There are those little directorial touches too. A man has died, and ominous times are set to arrive. Vijay foreshadows this with an intimate aerial shot of the factory chimney, as he pans past its frightening void.

It reminded me of a lovely touch in Uriyadi, when he confirms the girl’s interest in Lenin, by showing the colourless liquid in the beaker he holds, turn pink. In Uriyadi 2 though, the romantic angle — the girl’s given a job though, thank god — doesn’t seem half as inspired, or half as well integrated.
Individual moments in Uriyadi 2 seem memorable, but they don’t quite come together as they should.

There’s a caste angle to the girl’s relationship with Lenin, and her mother warns her of dire consequences. I loved that the girl throws her a steady stare of deep condescension, which says so much more than anything she could have put in words. There’s a powerful scene of a policemen beckoning Lenin disrespectfully, and he responds in kind. But there aren’t a whole lot of them.
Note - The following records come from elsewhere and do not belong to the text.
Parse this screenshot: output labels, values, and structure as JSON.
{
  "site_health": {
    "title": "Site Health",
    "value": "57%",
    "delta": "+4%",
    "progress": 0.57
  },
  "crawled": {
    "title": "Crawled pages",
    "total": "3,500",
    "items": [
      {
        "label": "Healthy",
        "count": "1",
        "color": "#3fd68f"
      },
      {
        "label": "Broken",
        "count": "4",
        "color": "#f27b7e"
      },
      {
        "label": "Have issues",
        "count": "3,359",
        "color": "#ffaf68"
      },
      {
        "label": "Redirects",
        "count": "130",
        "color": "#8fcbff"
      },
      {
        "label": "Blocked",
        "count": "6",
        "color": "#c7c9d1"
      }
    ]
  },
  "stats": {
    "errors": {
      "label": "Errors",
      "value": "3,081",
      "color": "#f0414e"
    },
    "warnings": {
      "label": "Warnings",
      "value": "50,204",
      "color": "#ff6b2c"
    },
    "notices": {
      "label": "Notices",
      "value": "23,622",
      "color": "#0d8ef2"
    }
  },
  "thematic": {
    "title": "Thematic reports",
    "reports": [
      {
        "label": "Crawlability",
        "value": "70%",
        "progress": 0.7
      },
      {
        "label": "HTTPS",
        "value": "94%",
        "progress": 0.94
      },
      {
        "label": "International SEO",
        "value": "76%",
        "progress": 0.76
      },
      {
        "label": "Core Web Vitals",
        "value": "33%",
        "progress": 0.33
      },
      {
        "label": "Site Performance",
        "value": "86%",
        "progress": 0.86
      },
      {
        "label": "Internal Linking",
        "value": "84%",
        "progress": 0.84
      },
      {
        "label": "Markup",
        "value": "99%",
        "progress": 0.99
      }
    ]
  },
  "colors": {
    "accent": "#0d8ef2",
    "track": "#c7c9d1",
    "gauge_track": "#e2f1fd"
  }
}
What I loved consistently in this film though is Govind Vasantha’s music. His background score stands out, especially in one lengthy sequence leading up to the gas leak. The music — like in the Interstellar waves scene — rises to a crescendo, eventually drowning out all the voices.

The biggest problem in this film which painstakingly tries to set up the stakes, is that there’s no real memorable payback. The excitement at the end is too little, too fleeting.

There’s no question over the importance of an anti-establishment film such as this, but you can’t shake off the notion that Vijay Kumar has held back his punches here.

I don’t know if the pressure of securing a U-certificate hung over him, but hopefully, he won’t hold back with his next. That’s the Vijay Kumar we loved in Uriyadi.